Oh, I expect my call in the days to come is to be open to such surprise.
As, in the end, Jesus clearly was.
OK, here’s where I’m at with why it’s in the Bible–God planned 2000 yrs ahead to the fact that there would be so many outside of the “in” crowd that need to hear or see thru our actions what it is to follow Christ. There are sev’l in the outside who are begging in their own way to be included, to be loved. Charlottesville is a poignant reminder that we who have a faith and a belief in prayer and the miracles God can accomplish must persist, must turn the other cheek and minister to those so full of hate. The Canaanite woman wasn’t full of hate, but picture the mothers of the Nazi’s and alt-right.
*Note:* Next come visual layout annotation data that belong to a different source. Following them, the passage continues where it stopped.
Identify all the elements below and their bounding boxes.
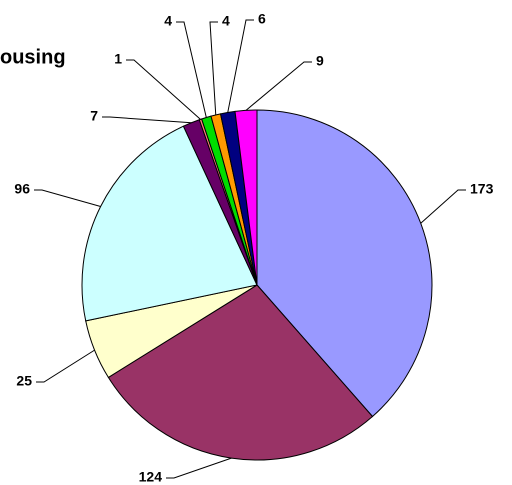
data-label: 7 bbox=[90, 108, 98, 124]
pie-slice bbox=[256, 109, 433, 418]
leader-line bbox=[36, 349, 95, 383]
pie-slice bbox=[81, 125, 258, 322]
leader-line bbox=[102, 116, 192, 124]
leader-line bbox=[227, 19, 254, 113]
leader-line bbox=[245, 61, 312, 111]
data-label: 4 bbox=[222, 13, 230, 29]
data-label: 25 bbox=[16, 373, 32, 389]
data-label: 4 bbox=[164, 13, 172, 29]
pie-slice bbox=[234, 109, 258, 286]
data-label: 1 bbox=[114, 51, 122, 67]
data-label: 124 bbox=[139, 469, 163, 485]
leader-line bbox=[166, 457, 232, 479]
data-label: 6 bbox=[258, 11, 266, 27]
leader-line bbox=[420, 189, 466, 224]
data-label: 9 bbox=[316, 53, 324, 69]
data-label: 96 bbox=[14, 181, 30, 197]
data-label: 173 bbox=[470, 181, 494, 197]
chart-title: ousing bbox=[0, 46, 66, 68]
leader-line bbox=[34, 189, 101, 207]
leader-line bbox=[209, 21, 218, 115]
leader-line bbox=[176, 21, 207, 118]
leader-line bbox=[126, 59, 201, 120]
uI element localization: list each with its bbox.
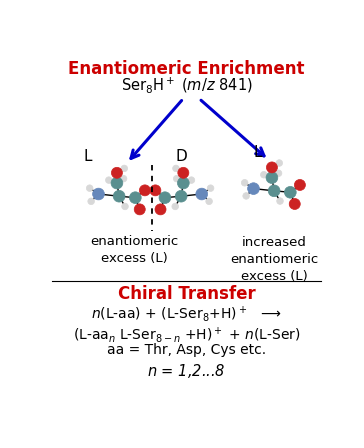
Circle shape <box>207 185 214 191</box>
Text: Ser$_8$H$^+$ ($m$/$z$ 841): Ser$_8$H$^+$ ($m$/$z$ 841) <box>121 75 252 95</box>
Circle shape <box>88 198 95 205</box>
Circle shape <box>139 185 150 196</box>
Text: $n$(L-aa) + (L-Ser$_8$+H)$^+$  $\longrightarrow$: $n$(L-aa) + (L-Ser$_8$+H)$^+$ $\longrigh… <box>91 305 282 324</box>
Circle shape <box>268 185 280 197</box>
Text: enantiomeric
excess (L): enantiomeric excess (L) <box>91 235 179 265</box>
Circle shape <box>248 183 260 194</box>
Text: (L-aa$_n$ L-Ser$_{8-n}$ +H)$^+$ + $n$(L-Ser): (L-aa$_n$ L-Ser$_{8-n}$ +H)$^+$ + $n$(L-… <box>73 325 300 345</box>
Circle shape <box>113 190 125 202</box>
Circle shape <box>266 162 277 173</box>
Circle shape <box>241 180 248 186</box>
Circle shape <box>121 165 128 172</box>
Circle shape <box>284 186 296 198</box>
Circle shape <box>172 203 179 210</box>
Circle shape <box>159 192 171 203</box>
Circle shape <box>277 198 283 204</box>
Circle shape <box>261 172 267 178</box>
Circle shape <box>188 177 195 183</box>
Circle shape <box>106 177 112 183</box>
Text: Chiral Transfer: Chiral Transfer <box>118 285 256 303</box>
Circle shape <box>120 175 127 182</box>
Circle shape <box>86 185 93 191</box>
Text: Enantiomeric Enrichment: Enantiomeric Enrichment <box>68 60 305 78</box>
Circle shape <box>134 204 145 215</box>
Circle shape <box>175 190 187 202</box>
Circle shape <box>173 175 180 182</box>
Circle shape <box>150 185 161 196</box>
Circle shape <box>294 180 305 190</box>
Text: L: L <box>254 145 262 160</box>
Text: increased
enantiomeric
excess (L): increased enantiomeric excess (L) <box>230 236 318 283</box>
Circle shape <box>206 198 213 205</box>
Circle shape <box>173 165 179 172</box>
Circle shape <box>275 170 282 177</box>
Circle shape <box>243 193 249 199</box>
Circle shape <box>177 177 189 189</box>
Circle shape <box>92 188 104 200</box>
Circle shape <box>155 204 166 215</box>
Circle shape <box>196 188 207 200</box>
Text: L: L <box>84 149 92 164</box>
Circle shape <box>289 198 300 210</box>
Circle shape <box>266 172 278 184</box>
Text: $n$ = 1,2...8: $n$ = 1,2...8 <box>147 362 226 380</box>
Circle shape <box>178 167 189 178</box>
Circle shape <box>111 177 123 189</box>
Text: D: D <box>175 149 187 164</box>
Circle shape <box>130 192 141 203</box>
Circle shape <box>111 167 122 178</box>
Text: aa = Thr, Asp, Cys etc.: aa = Thr, Asp, Cys etc. <box>107 343 266 357</box>
Circle shape <box>276 160 282 166</box>
Circle shape <box>122 203 128 210</box>
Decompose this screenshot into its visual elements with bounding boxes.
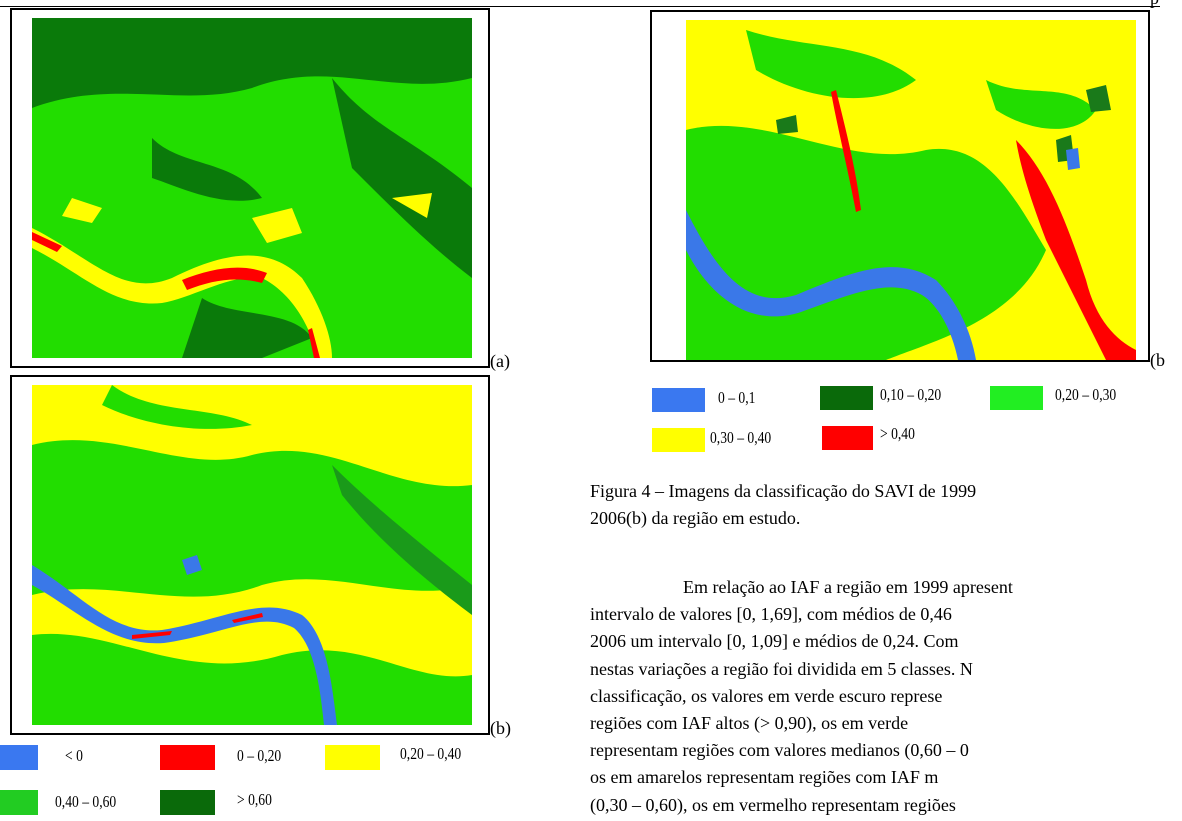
paragraph-line: regiões com IAF altos (> 0,90), os em ve… [590, 713, 909, 733]
legend-swatch [990, 386, 1043, 410]
legend-label: > 0,60 [237, 790, 272, 809]
panel-label: (a) [490, 351, 510, 371]
panel-label: (b [1150, 350, 1165, 370]
paragraph-line: os em amarelos representam regiões com I… [590, 767, 939, 788]
legend-label: 0 – 0,20 [237, 746, 282, 765]
map-image [686, 20, 1136, 360]
legend-swatch [0, 790, 38, 815]
caption-line: 2006(b) da região em estudo. [590, 508, 801, 528]
map-frame [10, 375, 490, 735]
map-image [32, 385, 472, 725]
legend-swatch [325, 745, 380, 770]
caption-line: Figura 4 – Imagens da classificação do S… [590, 481, 977, 501]
legend-swatch [0, 745, 38, 770]
legend-label: 0,40 – 0,60 [55, 792, 117, 811]
legend-label: 0,30 – 0,40 [710, 428, 772, 447]
legend-swatch [160, 745, 215, 770]
legend-swatch [820, 386, 873, 410]
paragraph-line: classificação, os valores em verde escur… [590, 685, 943, 706]
paragraph-line: intervalo de valores [0, 1,69], com médi… [590, 604, 952, 625]
legend-label: 0,20 – 0,30 [1055, 385, 1117, 404]
page-mark: p [1150, 0, 1159, 8]
legend-label: 0 – 0,1 [718, 388, 756, 407]
paragraph-line: representam regiões com valores medianos… [590, 740, 969, 761]
map-image [32, 18, 472, 358]
paragraph-line: nestas variações a região foi dividida e… [590, 658, 973, 679]
legend-swatch [652, 428, 705, 452]
legend-label: 0,20 – 0,40 [400, 744, 462, 763]
legend-swatch [160, 790, 215, 815]
paragraph-line: (0,30 – 0,60), os em vermelho representa… [590, 794, 956, 815]
legend-swatch [652, 388, 705, 412]
paragraph-line: 2006 um intervalo [0, 1,09] e médios de … [590, 631, 959, 652]
legend-label: < 0 [65, 746, 83, 765]
legend-swatch [822, 426, 873, 450]
paragraph-line: Em relação ao IAF a região em 1999 apres… [683, 577, 1013, 597]
legend-label: 0,10 – 0,20 [880, 385, 942, 404]
map-frame [650, 10, 1150, 362]
legend-label: > 0,40 [880, 424, 915, 443]
panel-label: (b) [490, 718, 511, 738]
map-frame [10, 8, 490, 368]
header-rule [0, 6, 1160, 7]
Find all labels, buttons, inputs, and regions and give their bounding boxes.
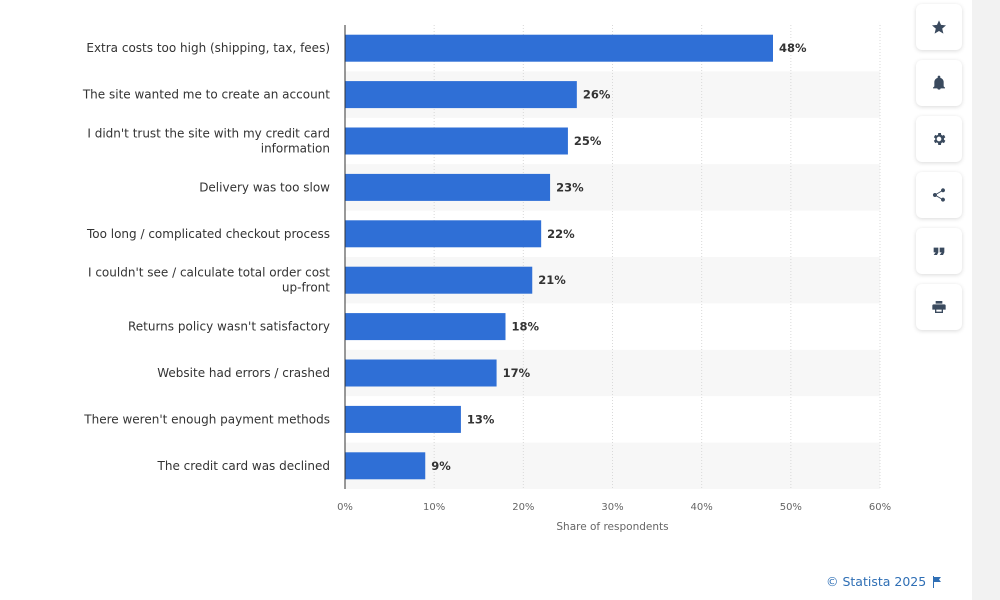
x-tick-label: 60% — [869, 502, 891, 513]
x-axis-title: Share of respondents — [556, 521, 668, 533]
bar[interactable] — [345, 313, 506, 341]
flag-icon — [933, 575, 942, 588]
notify-button[interactable] — [916, 60, 962, 106]
favorite-button[interactable] — [916, 4, 962, 50]
value-label: 48% — [779, 41, 807, 55]
bar[interactable] — [345, 359, 497, 387]
bar[interactable] — [345, 34, 773, 62]
bar[interactable] — [345, 266, 533, 294]
category-label: There weren't enough payment methods — [83, 412, 330, 426]
bar[interactable] — [345, 405, 461, 433]
value-label: 9% — [431, 459, 451, 473]
credit-text: © Statista 2025 — [826, 574, 927, 589]
bar[interactable] — [345, 127, 568, 155]
category-label: I couldn't see / calculate total order c… — [88, 266, 330, 295]
value-labels: 48% 26% 25% 23% 22% 21% 18% 17% 13% 9% — [431, 41, 807, 473]
bell-icon — [933, 75, 945, 90]
bar[interactable] — [345, 81, 577, 109]
print-icon — [932, 301, 946, 313]
x-tick-label: 10% — [423, 502, 445, 513]
bar[interactable] — [345, 452, 426, 480]
bars — [345, 34, 773, 480]
category-label: Extra costs too high (shipping, tax, fee… — [86, 41, 330, 55]
side-toolbar — [916, 4, 964, 330]
star-icon — [932, 20, 946, 34]
gear-icon — [933, 133, 946, 145]
category-label: The site wanted me to create an account — [82, 88, 330, 102]
bar[interactable] — [345, 173, 551, 201]
x-tick-label: 0% — [337, 502, 353, 513]
bar[interactable] — [345, 220, 542, 248]
category-label: The credit card was declined — [157, 459, 330, 473]
category-label: Returns policy wasn't satisfactory — [128, 320, 330, 334]
quote-icon — [933, 247, 945, 255]
x-tick-labels: 0% 10% 20% 30% 40% 50% 60% — [337, 502, 891, 513]
x-tick-label: 30% — [601, 502, 623, 513]
category-label: I didn't trust the site with my credit c… — [87, 127, 330, 156]
gridlines — [433, 25, 881, 489]
x-tick-label: 40% — [691, 502, 713, 513]
settings-button[interactable] — [916, 116, 962, 162]
scrollbar-track — [972, 0, 1000, 600]
value-label: 25% — [574, 134, 602, 148]
category-label: Too long / complicated checkout process — [86, 227, 330, 241]
category-label: Website had errors / crashed — [157, 366, 330, 380]
value-label: 23% — [556, 180, 584, 194]
value-label: 18% — [512, 320, 540, 334]
share-icon — [932, 188, 945, 202]
statista-credit-link[interactable]: © Statista 2025 — [826, 574, 942, 589]
value-label: 26% — [583, 88, 611, 102]
category-labels: Extra costs too high (shipping, tax, fee… — [82, 41, 330, 473]
share-button[interactable] — [916, 172, 962, 218]
value-label: 17% — [503, 366, 531, 380]
category-label: Delivery was too slow — [199, 180, 330, 194]
value-label: 21% — [538, 273, 566, 287]
cite-button[interactable] — [916, 228, 962, 274]
value-label: 13% — [467, 412, 495, 426]
value-label: 22% — [547, 227, 575, 241]
x-tick-label: 50% — [780, 502, 802, 513]
print-button[interactable] — [916, 284, 962, 330]
x-tick-label: 20% — [512, 502, 534, 513]
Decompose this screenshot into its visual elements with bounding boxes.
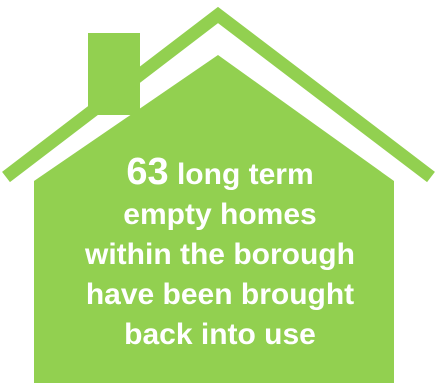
message-line-5: back into use [124,318,316,351]
roof-outline [2,6,435,183]
message-line-3: within the borough [85,238,355,271]
statistic-number: 63 [126,151,169,193]
message-line-4: have been brought [85,278,355,311]
house-body [34,55,394,383]
message-line-2: empty homes [123,198,317,231]
house-message: 63 long term empty homes within the boro… [70,152,370,355]
message-line-1-rest: long term [176,158,314,191]
message-line-1: 63 long term [70,152,370,195]
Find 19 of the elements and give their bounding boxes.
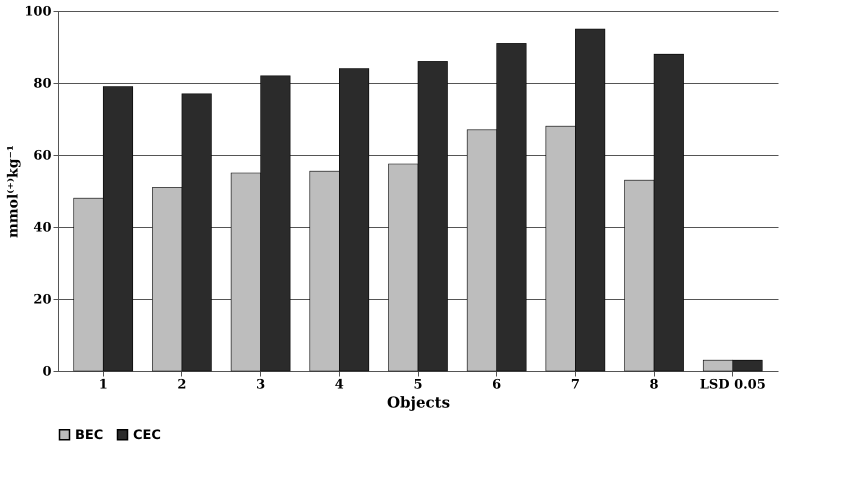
legend-label: BEC: [75, 428, 104, 443]
y-tick-label: 60: [33, 148, 52, 164]
y-tick-label: 40: [33, 220, 52, 236]
x-tick-label: 4: [334, 378, 344, 392]
y-axis-title: mmol⁽⁺⁾kg⁻¹: [5, 144, 22, 238]
y-tick-label: 80: [33, 76, 52, 92]
x-tick-label: 6: [492, 378, 502, 392]
y-tick-label: 0: [42, 364, 52, 380]
x-tick-label: 8: [650, 378, 659, 392]
x-tick-label: 3: [256, 378, 266, 392]
x-tick-label: 7: [570, 378, 580, 392]
x-tick-label: 1: [98, 378, 108, 392]
y-tick-label: 100: [24, 4, 52, 20]
x-tick-label: LSD 0.05: [700, 378, 766, 392]
x-axis-title: Objects: [386, 394, 450, 412]
x-tick-label: 2: [177, 378, 186, 392]
y-tick-label: 20: [33, 292, 52, 308]
legend-label: CEC: [133, 428, 161, 443]
x-tick-label: 5: [413, 378, 423, 392]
Are they maybe not begging to have their children loved and shown God’s grace so they can turn their lives around?
Thank you Janet for a well reasoned consideration of this pericope. Undoubtedly one of the toughest passages to preach on and yet after reading your essay I have half a dozen starting points / new insights. Particularly the ability to stand in Jesus’ shoes and reconsider the boundaries of the Kingdom.
The Pharisees had it all figureed out. Clean vessels on the outside were ready for service to God. But here is a Canaanite woman, on the level of the dogs that beg under the table. The pitomy of Unclean, worse than a sinner, never able to be clean, the epitomy of not-clean. Yet, within her is the faith that Jesus so rarely finds among the Jews. It is not the outside that makes one clean, but what comes from the heart – the inside, the faith, that opens us to the work of the Lord. Praise be to God for the lesson of this Canaanite woman who had faith in the Messiah.
Maybe Jesus was simply using this opportunity to share important ‘other folks are included’ info with his disciples.
Francis, yes this may well be so.
This pericope hits home as America (and the world) experiences the protests and wakes up to the cries of Black Lives Matter. Our white privilege has exluded too many people in too many different ways. Repentence and healing of our nation is needed.
Beth, I completely agree that this pericope especially hits home in this time. Thanks for sharing your thoughts.